O que é atualmente entendida como a
especulação de alimentos?
A especulação no mercado futuro de alimentos é marcada pela primeira crise alimentar em 2008, que teve muitas causas. Mudar hábitos alimentares nos países emergentes, a mudança climática… Mas, sobretudo, o aumento da produção de biocombustíveis. Seu impulso em certos países provocou que em uma mesma quantidade de terra competissem dois objetivos: alimentar as pessoas e alimentar carros.
Embora venha sendo feita há décadas, a
especulação de alimentos tem se intensificado desde 2008. Grandes investidores
que querem fugir do mercado imobiliário encontraram refúgio na comida, pois é
algo que todo mundo precisa para viver, o que a torna um bom investimento no
setor.
Como é a especulação no mercado futuro de
alimentos?
Grandes instituições financeiras, com capacidade para investir, decidem que podem prever que vai elevar-se o preço dos alimentos em um determinado período de tempo. Então, quando se espera que o aumento ocorra, compram a produção do agricultor antes da coleta, ou mesmo antes da subida, sob a condição de que eles mantenham no campo o que foi cultivado, até os especuladores decidirem quando pode ser feita a coleta. Assim, solicitam que a produção do agricultor fique na terra até que tenha um preço e um comprador determinados.
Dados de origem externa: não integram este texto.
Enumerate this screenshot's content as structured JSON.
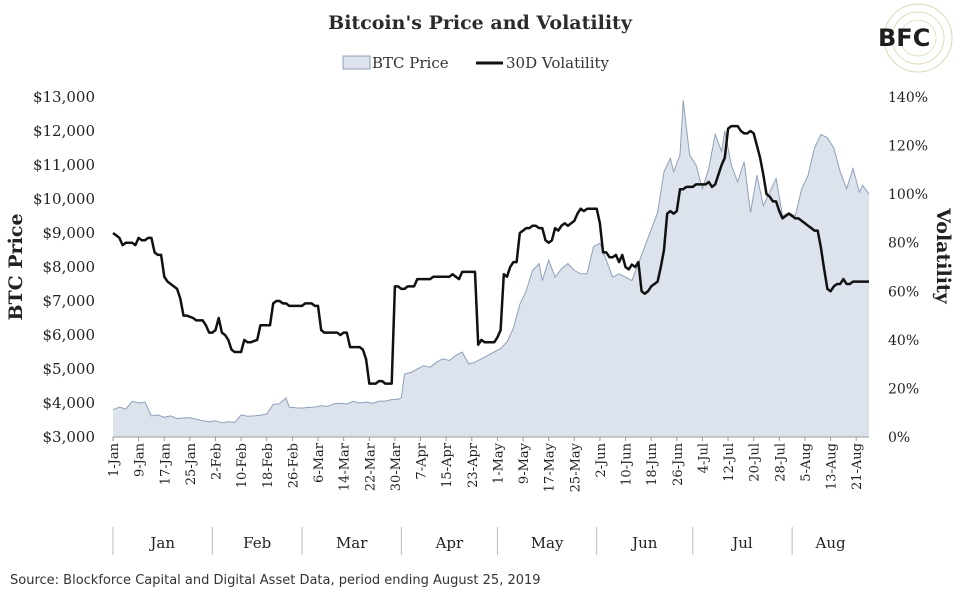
{
  "logo": {
    "text": "BFC"
  },
  "chart_data": {
    "type": "area+line",
    "title": "Bitcoin's Price and Volatility",
    "legend": [
      {
        "name": "BTC Price",
        "kind": "area",
        "color": "#dde3ec",
        "stroke": "#8fa0ba"
      },
      {
        "name": "30D Volatility",
        "kind": "line",
        "color": "#111111"
      }
    ],
    "ylabel": "BTC Price",
    "y2label": "Volatility",
    "ylim": [
      3000,
      13000
    ],
    "y2lim": [
      0,
      140
    ],
    "yticks": [
      "$3,000",
      "$4,000",
      "$5,000",
      "$6,000",
      "$7,000",
      "$8,000",
      "$9,000",
      "$10,000",
      "$11,000",
      "$12,000",
      "$13,000"
    ],
    "y2ticks": [
      "0%",
      "20%",
      "40%",
      "60%",
      "80%",
      "100%",
      "120%",
      "140%"
    ],
    "xticks": [
      "1-Jan",
      "9-Jan",
      "17-Jan",
      "25-Jan",
      "2-Feb",
      "10-Feb",
      "18-Feb",
      "26-Feb",
      "6-Mar",
      "14-Mar",
      "22-Mar",
      "30-Mar",
      "7-Apr",
      "15-Apr",
      "23-Apr",
      "1-May",
      "9-May",
      "17-May",
      "25-May",
      "2-Jun",
      "10-Jun",
      "18-Jun",
      "26-Jun",
      "4-Jul",
      "12-Jul",
      "20-Jul",
      "28-Jul",
      "5-Aug",
      "13-Aug",
      "21-Aug"
    ],
    "months": [
      "Jan",
      "Feb",
      "Mar",
      "Apr",
      "May",
      "Jun",
      "Jul",
      "Aug"
    ],
    "x_day_range": [
      1,
      237
    ],
    "price_series": [
      [
        1,
        3800
      ],
      [
        3,
        3880
      ],
      [
        5,
        3820
      ],
      [
        7,
        4050
      ],
      [
        9,
        4000
      ],
      [
        11,
        4030
      ],
      [
        13,
        3620
      ],
      [
        15,
        3650
      ],
      [
        17,
        3580
      ],
      [
        19,
        3620
      ],
      [
        21,
        3540
      ],
      [
        23,
        3560
      ],
      [
        25,
        3570
      ],
      [
        27,
        3520
      ],
      [
        29,
        3480
      ],
      [
        31,
        3450
      ],
      [
        33,
        3480
      ],
      [
        35,
        3420
      ],
      [
        37,
        3450
      ],
      [
        39,
        3430
      ],
      [
        41,
        3650
      ],
      [
        43,
        3610
      ],
      [
        45,
        3620
      ],
      [
        47,
        3640
      ],
      [
        49,
        3680
      ],
      [
        51,
        3960
      ],
      [
        53,
        3980
      ],
      [
        55,
        4150
      ],
      [
        56,
        3880
      ],
      [
        58,
        3860
      ],
      [
        60,
        3850
      ],
      [
        62,
        3870
      ],
      [
        64,
        3880
      ],
      [
        66,
        3920
      ],
      [
        68,
        3900
      ],
      [
        70,
        3980
      ],
      [
        72,
        3990
      ],
      [
        74,
        3970
      ],
      [
        76,
        4050
      ],
      [
        78,
        4000
      ],
      [
        80,
        4030
      ],
      [
        82,
        3990
      ],
      [
        84,
        4050
      ],
      [
        86,
        4060
      ],
      [
        88,
        4100
      ],
      [
        90,
        4110
      ],
      [
        91,
        4150
      ],
      [
        92,
        4850
      ],
      [
        94,
        4900
      ],
      [
        96,
        5000
      ],
      [
        98,
        5100
      ],
      [
        100,
        5050
      ],
      [
        102,
        5200
      ],
      [
        104,
        5300
      ],
      [
        106,
        5250
      ],
      [
        108,
        5400
      ],
      [
        110,
        5500
      ],
      [
        112,
        5150
      ],
      [
        114,
        5200
      ],
      [
        116,
        5300
      ],
      [
        118,
        5400
      ],
      [
        120,
        5500
      ],
      [
        122,
        5600
      ],
      [
        124,
        5800
      ],
      [
        126,
        6200
      ],
      [
        128,
        6900
      ],
      [
        130,
        7300
      ],
      [
        132,
        7900
      ],
      [
        134,
        8100
      ],
      [
        135,
        7600
      ],
      [
        137,
        8200
      ],
      [
        139,
        7700
      ],
      [
        141,
        7950
      ],
      [
        143,
        8100
      ],
      [
        145,
        7900
      ],
      [
        147,
        7800
      ],
      [
        149,
        7800
      ],
      [
        151,
        8600
      ],
      [
        153,
        8700
      ],
      [
        155,
        8200
      ],
      [
        157,
        7700
      ],
      [
        159,
        7800
      ],
      [
        161,
        7700
      ],
      [
        163,
        7600
      ],
      [
        165,
        8100
      ],
      [
        167,
        8600
      ],
      [
        169,
        9100
      ],
      [
        171,
        9600
      ],
      [
        173,
        10800
      ],
      [
        175,
        11200
      ],
      [
        176,
        10800
      ],
      [
        178,
        11300
      ],
      [
        179,
        12900
      ],
      [
        181,
        11300
      ],
      [
        183,
        11000
      ],
      [
        185,
        10300
      ],
      [
        187,
        10900
      ],
      [
        189,
        11900
      ],
      [
        191,
        11400
      ],
      [
        192,
        12000
      ],
      [
        194,
        11000
      ],
      [
        196,
        10500
      ],
      [
        198,
        11100
      ],
      [
        200,
        9600
      ],
      [
        202,
        10700
      ],
      [
        204,
        9800
      ],
      [
        206,
        10200
      ],
      [
        208,
        10600
      ],
      [
        210,
        9500
      ],
      [
        212,
        9600
      ],
      [
        214,
        9500
      ],
      [
        216,
        10300
      ],
      [
        218,
        10700
      ],
      [
        220,
        11500
      ],
      [
        222,
        11900
      ],
      [
        224,
        11800
      ],
      [
        226,
        11500
      ],
      [
        228,
        10800
      ],
      [
        230,
        10300
      ],
      [
        232,
        10900
      ],
      [
        234,
        10200
      ],
      [
        235,
        10400
      ],
      [
        237,
        10150
      ]
    ],
    "volatility_series": [
      [
        1,
        84
      ],
      [
        2,
        83
      ],
      [
        3,
        82
      ],
      [
        4,
        79
      ],
      [
        5,
        80
      ],
      [
        7,
        80
      ],
      [
        8,
        79
      ],
      [
        9,
        82
      ],
      [
        10,
        81
      ],
      [
        11,
        81
      ],
      [
        12,
        82
      ],
      [
        13,
        82
      ],
      [
        14,
        76
      ],
      [
        15,
        75
      ],
      [
        16,
        75
      ],
      [
        17,
        66
      ],
      [
        18,
        64
      ],
      [
        19,
        63
      ],
      [
        21,
        61
      ],
      [
        22,
        57
      ],
      [
        23,
        50
      ],
      [
        24,
        50
      ],
      [
        26,
        49
      ],
      [
        27,
        48
      ],
      [
        28,
        48
      ],
      [
        29,
        48
      ],
      [
        30,
        46
      ],
      [
        31,
        43
      ],
      [
        32,
        43
      ],
      [
        33,
        44
      ],
      [
        34,
        49
      ],
      [
        35,
        43
      ],
      [
        36,
        42
      ],
      [
        37,
        40
      ],
      [
        38,
        36
      ],
      [
        39,
        35
      ],
      [
        40,
        35
      ],
      [
        41,
        35
      ],
      [
        42,
        40
      ],
      [
        43,
        39
      ],
      [
        44,
        39
      ],
      [
        46,
        40
      ],
      [
        47,
        46
      ],
      [
        48,
        46
      ],
      [
        49,
        46
      ],
      [
        50,
        46
      ],
      [
        51,
        55
      ],
      [
        52,
        56
      ],
      [
        53,
        56
      ],
      [
        54,
        55
      ],
      [
        55,
        55
      ],
      [
        56,
        54
      ],
      [
        57,
        54
      ],
      [
        58,
        54
      ],
      [
        59,
        54
      ],
      [
        60,
        54
      ],
      [
        61,
        55
      ],
      [
        62,
        55
      ],
      [
        63,
        55
      ],
      [
        64,
        54
      ],
      [
        65,
        54
      ],
      [
        66,
        44
      ],
      [
        67,
        43
      ],
      [
        68,
        43
      ],
      [
        70,
        43
      ],
      [
        71,
        43
      ],
      [
        72,
        42
      ],
      [
        73,
        43
      ],
      [
        74,
        43
      ],
      [
        75,
        37
      ],
      [
        76,
        37
      ],
      [
        77,
        37
      ],
      [
        78,
        37
      ],
      [
        79,
        36
      ],
      [
        80,
        32
      ],
      [
        81,
        22
      ],
      [
        82,
        22
      ],
      [
        83,
        22
      ],
      [
        84,
        23
      ],
      [
        85,
        23
      ],
      [
        86,
        22
      ],
      [
        88,
        22
      ],
      [
        89,
        62
      ],
      [
        90,
        62
      ],
      [
        91,
        61
      ],
      [
        92,
        61
      ],
      [
        93,
        62
      ],
      [
        95,
        62
      ],
      [
        96,
        65
      ],
      [
        98,
        65
      ],
      [
        100,
        65
      ],
      [
        101,
        66
      ],
      [
        103,
        66
      ],
      [
        104,
        66
      ],
      [
        106,
        66
      ],
      [
        107,
        67
      ],
      [
        108,
        66
      ],
      [
        109,
        65
      ],
      [
        110,
        68
      ],
      [
        111,
        68
      ],
      [
        112,
        68
      ],
      [
        113,
        68
      ],
      [
        114,
        68
      ],
      [
        115,
        38
      ],
      [
        116,
        40
      ],
      [
        117,
        39
      ],
      [
        119,
        39
      ],
      [
        120,
        39
      ],
      [
        121,
        41
      ],
      [
        122,
        44
      ],
      [
        123,
        67
      ],
      [
        124,
        66
      ],
      [
        125,
        70
      ],
      [
        126,
        72
      ],
      [
        127,
        72
      ],
      [
        128,
        84
      ],
      [
        129,
        85
      ],
      [
        130,
        86
      ],
      [
        131,
        86
      ],
      [
        132,
        87
      ],
      [
        133,
        87
      ],
      [
        134,
        86
      ],
      [
        135,
        86
      ],
      [
        136,
        81
      ],
      [
        137,
        80
      ],
      [
        138,
        81
      ],
      [
        139,
        86
      ],
      [
        140,
        85
      ],
      [
        141,
        87
      ],
      [
        142,
        88
      ],
      [
        143,
        87
      ],
      [
        144,
        88
      ],
      [
        145,
        89
      ],
      [
        146,
        92
      ],
      [
        147,
        94
      ],
      [
        148,
        93
      ],
      [
        149,
        94
      ],
      [
        150,
        94
      ],
      [
        151,
        94
      ],
      [
        152,
        94
      ],
      [
        153,
        88
      ],
      [
        154,
        76
      ],
      [
        155,
        76
      ],
      [
        156,
        74
      ],
      [
        157,
        74
      ],
      [
        158,
        75
      ],
      [
        159,
        72
      ],
      [
        160,
        75
      ],
      [
        161,
        70
      ],
      [
        162,
        69
      ],
      [
        163,
        71
      ],
      [
        164,
        70
      ],
      [
        165,
        72
      ],
      [
        166,
        60
      ],
      [
        167,
        59
      ],
      [
        168,
        60
      ],
      [
        169,
        62
      ],
      [
        170,
        63
      ],
      [
        171,
        64
      ],
      [
        172,
        70
      ],
      [
        173,
        77
      ],
      [
        174,
        92
      ],
      [
        175,
        93
      ],
      [
        176,
        92
      ],
      [
        177,
        93
      ],
      [
        178,
        102
      ],
      [
        179,
        102
      ],
      [
        180,
        103
      ],
      [
        181,
        103
      ],
      [
        182,
        103
      ],
      [
        183,
        104
      ],
      [
        184,
        104
      ],
      [
        185,
        104
      ],
      [
        186,
        104
      ],
      [
        187,
        105
      ],
      [
        188,
        103
      ],
      [
        189,
        104
      ],
      [
        190,
        108
      ],
      [
        191,
        112
      ],
      [
        192,
        115
      ],
      [
        193,
        127
      ],
      [
        194,
        128
      ],
      [
        195,
        128
      ],
      [
        196,
        128
      ],
      [
        197,
        126
      ],
      [
        198,
        125
      ],
      [
        199,
        125
      ],
      [
        200,
        126
      ],
      [
        201,
        125
      ],
      [
        202,
        120
      ],
      [
        203,
        115
      ],
      [
        204,
        108
      ],
      [
        205,
        100
      ],
      [
        206,
        99
      ],
      [
        207,
        97
      ],
      [
        208,
        97
      ],
      [
        209,
        93
      ],
      [
        210,
        90
      ],
      [
        211,
        91
      ],
      [
        212,
        92
      ],
      [
        213,
        91
      ],
      [
        214,
        90
      ],
      [
        215,
        90
      ],
      [
        216,
        89
      ],
      [
        217,
        88
      ],
      [
        218,
        87
      ],
      [
        219,
        86
      ],
      [
        220,
        85
      ],
      [
        221,
        85
      ],
      [
        222,
        78
      ],
      [
        223,
        69
      ],
      [
        224,
        61
      ],
      [
        225,
        60
      ],
      [
        226,
        62
      ],
      [
        227,
        63
      ],
      [
        228,
        63
      ],
      [
        229,
        65
      ],
      [
        230,
        63
      ],
      [
        231,
        63
      ],
      [
        232,
        64
      ],
      [
        233,
        64
      ],
      [
        234,
        64
      ],
      [
        235,
        64
      ],
      [
        237,
        64
      ]
    ]
  },
  "source_note": "Source: Blockforce Capital and Digital Asset Data, period ending August 25, 2019"
}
O agricultor recebe um alto percentual do
pagamento desses produtos antes de produzir, e quando estiver pronto, você será
alertado. “Eles já estão maduros, sempre que realizamos a coleta.” O primeiro
comprador considera que as exigências sobre a produção podem satisfazê-lo. Se
assim for, ele aprovará a coleta. Se acha que os preços não compensam, ele
pedirá ao agricultor para esperar um pouco mais, até que o agricultor diga:
“Ei, o produto começa a apodrecer, o que eu faço?” Em seguida, o investidor
responde: “Deixe-o apodrecer, pois assim o preço vai subir”.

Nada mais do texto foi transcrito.